You asked the agent to wire a new step into your workflow. It ran tools, printed steps, and closed the task with the calm tone of someone who just shipped production code.
Then you opened the diff and felt your stomach drop.
The file exists. The imports compile. The summary reads like a release note. And somewhere in the middle, the agent quietly invented a constant, assumed an API shape, or filled a gap with fiction that matches the grammar of truth.
That specific feeling is why I stopped treating agent output like employee output with faster typing.
Recently I joined a company project to build an AI workflow. We had to grow an orchestrator on top of real SDKs and real constraints, which meant spending serious time inside agent loops: prompts, tools, transcripts, retries.
Here is what that work reinforced for me. Agents fail in a uniquely dangerous way. They fail forward. And if you trust the voice, you pay in production.
What “agent hallucination” looks like in practice
Ask a person a question they cannot answer and you often get hesitation. Ask a model-driven agent the same question and you may get a story with characters: file paths, function names, version numbers, all arranged like evidence.
In our workflow, a common pattern looked like this. The agent could not find the information it needed in the context it had. Instead of stopping, it assumed the missing fact, then continued as if the assumption were verified. The final message still sounded confident. The UI still looked done.
That is the heart of the problem. The failure mode is not only wrong text. It is wrong text with authority.
Why agents hallucinate
The reasons stack on top of each other.
Training rewards answers more than silence. OpenAI’s write-up on why language models hallucinate makes the uncomfortable point plain. These systems are shaped to produce helpful completions. “I do not know” is a valid answer for you. For the model, it can be a harder move than a plausible guess.

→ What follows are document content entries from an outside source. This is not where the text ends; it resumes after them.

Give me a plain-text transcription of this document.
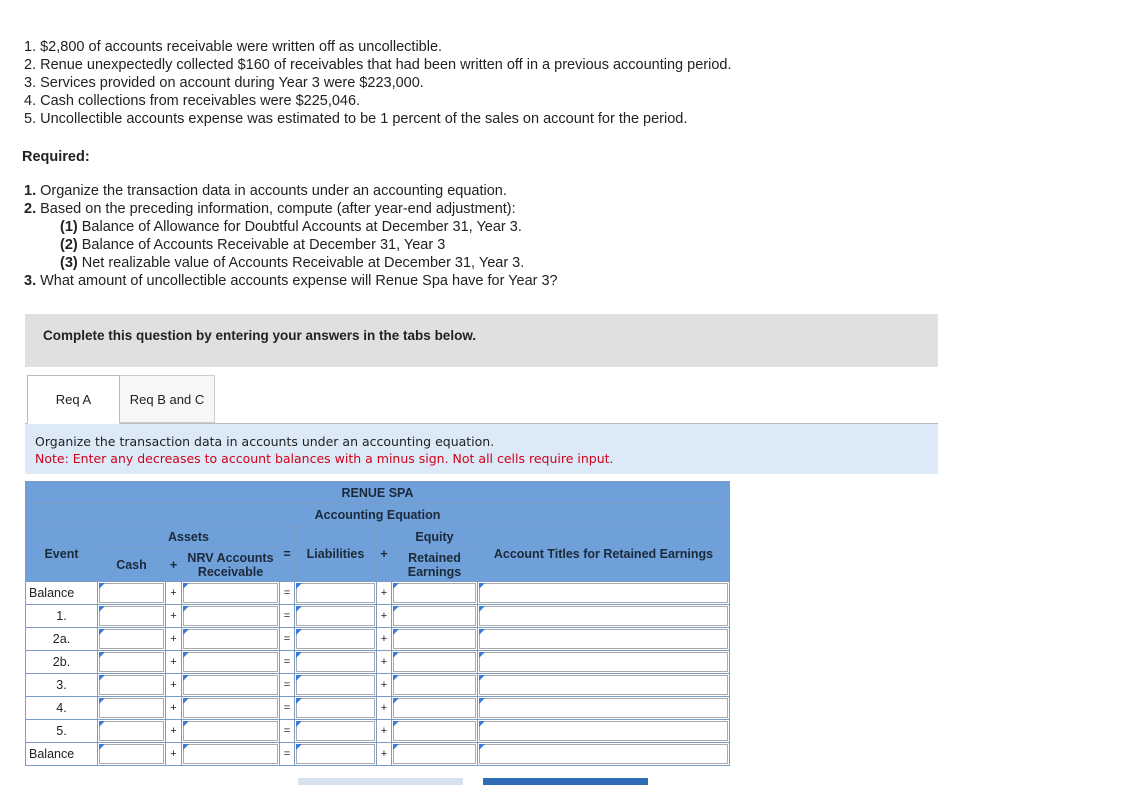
1. $2,800 of accounts receivable were written off as uncollectible.
2. Renue unexpectedly collected $160 of receivables that had been written off in a previous accounting period.
3. Services provided on account during Year 3 were $223,000.
4. Cash collections from receivables were $225,046.
5. Uncollectible accounts expense was estimated to be 1 percent of the sales on account for the period.
Required:
1. Organize the transaction data in accounts under an accounting equation.
2. Based on the preceding information, compute (after year-end adjustment):
(1) Balance of Allowance for Doubtful Accounts at December 31, Year 3.
(2) Balance of Accounts Receivable at December 31, Year 3
(3) Net realizable value of Accounts Receivable at December 31, Year 3.
3. What amount of uncollectible accounts expense will Renue Spa have for Year 3?
Complete this question by entering your answers in the tabs below.
Req A	Req B and C
Organize the transaction data in accounts under an accounting equation.
Note: Enter any decreases to account balances with a minus sign. Not all cells require input.
RENUE SPA								
Accounting Equation								
Event	Assets			=	Liabilities	+	Equity	Account Titles for Retained Earnings
	Cash	+	NRV Accounts Receivable				Retained Earnings	
Balance		+		=		+	

1.		+		=		+	

2a.		+		=		+	

2b.		+		=		+	

3.		+		=		+	

4.		+		=		+	

5.		+		=		+	

Balance		+		=		+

The model is built to finish thoughts. It is trained to generate coherent continuations, not to leave holes. When the context is thin, coherence and accuracy diverge.
Next-token prediction is not fact checking. The model can “feel” certain because probability mass piles up behind a fluent completion. Anthropic’s research on tracing thoughts in language models is a useful reminder that internal states and external truth are not the same thing.
None of this is a moral failure. It is geometry. Fluency rides one curve. Grounding rides another.
Can providers remove it
They can reduce it. They cannot promise zero.
Even with better tools, search, and reasoning, some questions are genuinely unanswerable from the evidence at hand. And the model can still believe it knows.
So the practical stance is not “wait for a perfect model.” The practical stance is “assume completion is not confirmation.”
Protect yourself as an LLM user
Prompt engineering still matters
Prompting will not solve everything. It is still the cheapest layer of defense.
Give the model permission to stop. I like explicit language that rewards uncertainty. For example: if any part of the task is unclear, say you do not have enough information and ask for human input instead of guessing.
Force reasoning before conclusions. Ask for step-by-step thinking before the final answer. Faulty reasoning often surfaces early when it has to be spelled out in order.
Tie claims to sources. One pattern that worked well on document-heavy tasks: after drafting, review each claim, attach a supporting quote from the provided materials, and delete any claim you cannot anchor. Leave a visible marker where you removed something so the gap is obvious.
For a broader menu, Claude’s guide on reducing hallucinations is a solid starting point: Strengthen guardrails: reduce hallucinations.
Add deterministic rails
Agents sometimes ignore instructions. They respect physics less than they respect token pressure. So I treat prompts as soft rules and tooling as hard rules.
Hooks. Claude Code hooks run code at predictable points in the lifecycle. The hooks guide includes patterns like auto-handling permissions. On iOS projects I have used PreToolUse to block reads and writes outside allow lists, block dangerous commands, and keep edits inside the areas we actually trust the agent to touch.
Gates. Think of a gate as “no green checkmark until a script agrees.” We used hooks such as task completion checkpoints to verify outputs before the orchestration moved on. If verification failed, we sent the agent back with a tight error payload instead of letting the workflow advance on vibes.
If you do not use Claude Code, you can steal the same idea with Git hooks. The industry has formatted and linted commits for years. Agents just made the need more obvious.
Logging and observability. None of the above removes the root cause. The root cause is often missing information that makes the model guess.
So we instrument the behavior we care about. In the orchestrator we explored secondary review: another pass that reads transcripts and flags suspicious patterns, then stores reports for later tuning. In prompts we asked the primary agent to log when it felt unsure or when context was thin, so we could connect failures to evidence. We also tracked coarse metrics: how often the agent assumed facts, skipped steps, or contradicted earlier tool output.
The point is not perfect telemetry on day one. The point is a feedback loop you can actually improve.
Conclusion
A coding agent is a powerful teammate. It is also a confident narrator. The moment you confuse those two roles, you inherit risk you cannot see in a single green summary line.
I still use agents every day. I just trust them the way I trust a brilliant intern with production access: clear boundaries, automatic checks, and an expectation that the final owner of the system is still me.
If you have patterns that work for your stack, especially around gates and transcripts, I would love to read them.